Live album by Focus
- Released: October 1973
- Recorded: May 5, 1973
- Venue: Rainbow Theatre, London
- Genre: Progressive rock
- Length: 42:26
- Label: Imperial
- Producer: Mike Vernon

Focus chronology
| Focus 3 (1972) | At the Rainbow (1973) | Hamburger Concerto (1974) |

= At the Rainbow =

At the Rainbow (re-released as Live at the Rainbow) is the first live album from the Dutch rock band Focus, released in October 1973 on Imperial Records. The album was recorded at the Rainbow Theatre in London on 5 May 1973 by The Pye Mobile Unit, recording engineer Alan Perkins.
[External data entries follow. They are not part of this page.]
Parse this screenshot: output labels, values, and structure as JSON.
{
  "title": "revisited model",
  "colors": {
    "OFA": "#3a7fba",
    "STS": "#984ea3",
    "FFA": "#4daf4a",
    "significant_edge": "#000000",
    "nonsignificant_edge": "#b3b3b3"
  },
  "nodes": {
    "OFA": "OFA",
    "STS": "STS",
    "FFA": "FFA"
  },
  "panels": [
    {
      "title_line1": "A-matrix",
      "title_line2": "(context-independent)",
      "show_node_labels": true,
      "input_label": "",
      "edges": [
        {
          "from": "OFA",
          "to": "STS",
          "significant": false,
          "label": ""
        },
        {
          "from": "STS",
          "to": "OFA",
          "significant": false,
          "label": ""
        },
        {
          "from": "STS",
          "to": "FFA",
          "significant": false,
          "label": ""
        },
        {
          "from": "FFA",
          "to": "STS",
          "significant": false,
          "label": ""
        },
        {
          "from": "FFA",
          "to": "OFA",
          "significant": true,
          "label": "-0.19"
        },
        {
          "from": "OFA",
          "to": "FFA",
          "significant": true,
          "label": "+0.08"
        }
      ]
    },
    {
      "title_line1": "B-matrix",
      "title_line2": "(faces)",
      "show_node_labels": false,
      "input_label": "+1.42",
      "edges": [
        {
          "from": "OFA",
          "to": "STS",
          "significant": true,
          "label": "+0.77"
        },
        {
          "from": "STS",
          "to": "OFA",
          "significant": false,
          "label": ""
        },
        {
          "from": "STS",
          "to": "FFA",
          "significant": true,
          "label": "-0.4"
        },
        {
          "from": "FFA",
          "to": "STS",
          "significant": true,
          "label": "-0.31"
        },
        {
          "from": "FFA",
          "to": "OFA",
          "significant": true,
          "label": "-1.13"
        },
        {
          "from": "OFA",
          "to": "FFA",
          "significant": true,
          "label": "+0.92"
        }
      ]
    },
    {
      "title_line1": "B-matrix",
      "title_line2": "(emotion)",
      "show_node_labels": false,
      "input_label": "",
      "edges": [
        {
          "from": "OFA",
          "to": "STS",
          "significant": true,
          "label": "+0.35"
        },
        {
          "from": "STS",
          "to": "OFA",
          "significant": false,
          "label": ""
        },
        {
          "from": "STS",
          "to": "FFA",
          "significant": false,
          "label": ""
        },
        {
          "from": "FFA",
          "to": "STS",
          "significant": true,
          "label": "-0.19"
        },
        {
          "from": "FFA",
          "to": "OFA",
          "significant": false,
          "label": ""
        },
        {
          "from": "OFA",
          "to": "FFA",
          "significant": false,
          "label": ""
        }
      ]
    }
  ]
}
A studio album was initially slated for release, but it was shelved due to disagreements within the band. (An album compiled from the tapes of these sessions was later released with the title Ship of Memories.) At the Rainbow was released instead.

Professional ratings
Review scores
| Source | Rating |
| Allmusic | Star |

==Track listing==
===Vinyl release===

Side one
| No. | Title | Writer(s) | Original album | Length |
|---|---|---|---|---|
| 1. | "Focus III" | Thijs van Leer | Focus III | 3:52 |
| 2. | "Answers? Questions! Questions? Answers!" | Jan Akkerman, Bert Ruiter | Focus III | 11:29 |
| 3. | "Focus II" | van Leer | Focus II (aka Moving Waves) | 4:36 |

Side two
| No. | Title | Writer(s) | Original album | Length |
|---|---|---|---|---|
| 1. | "Eruption (Excerpt) Orfeus (1:33); Answer (1:25); Orfeus (1:22); Answer (0:20); Pupilla (1:10); Tommy (1:54); Pupilla (0:45)"; | van Leer, except "Tommy" by Tom Barlage | Focus II (aka Moving Waves) | 8:29 |
| 2. | "Hocus Pocus" | Akkerman, van Leer | Focus II (aka Moving Waves) | 8:30 |
| 3. | "Sylvia" | van Leer | Focus III | 2:47 |
| 4. | "Hocus Pocus (Reprise)" | Akkerman, van Leer | Focus II (aka Moving Waves) | 2:46 |

===CD release 1988===

| No. | Title | Writer(s) | Original album | Length |
|---|---|---|---|---|
| 1. | "Focus III" | Thijs van Leer | Focus III | 3:54 |
| 2. | "Answers? Questions! Questions? Answers!" | Jan Akkerman, Bert Ruiter | Focus III | 11:38 |
| 3. | "Focus II" | van Leer | Focus II (aka Moving Waves) | 4:27 |
| 4. | "Eruption (Excerpt) "Orfeus" (1:33); "Answer" (1:25); "Orfeus" (1:22); "Answer" (0:20); "Pupilla" (1:10); "Tommy" (1:54); "Pupilla" (0:45)"; | van Leer, except "Tommy" by Tom Barlage | Focus II (aka Moving Waves) | 8:29 |
| 5. | "Hocus Pocus" | Akkerman, van Leer | Focus II (aka Moving Waves) | 8:29 |
| 6. | "Sylvia" | van Leer | Focus III | 2:48 |
| 7. | "Hocus Pocus (Reprise)" | Akkerman, van Leer | Focus II (aka Moving Waves) | 2:47 |

== Performed at the show, but unreleased ==
1. "Anonymus 2"
2. "House of the King" (Instrumental) (filmed)
3. Lute solo ("Britannia" by John Dowland) (filmed)

== Personnel ==
- Focus
- Thijs van Leer – keyboards, flute, vocals
- Jan Akkerman – guitar
- Bert Ruiter – bass guitar
- Pierre van der Linden – drums

==Charts==

| Chart (1973–1974) | Peak position |
|---|---|
| Australian Albums (Kent Music Report) | 53 |
| Dutch Albums (Album Top 100) | 9 |
| Norwegian Albums (VG-lista) | 22 |
| UK Albums (OCC) | 23 |
| US Billboard 200 | 153 |

==Certifications==

| Region | Certification | Certified units/sales |
| United Kingdom (BPI) | Silver | 60,000^{^} |
^{^} Shipments figures based on certification alone.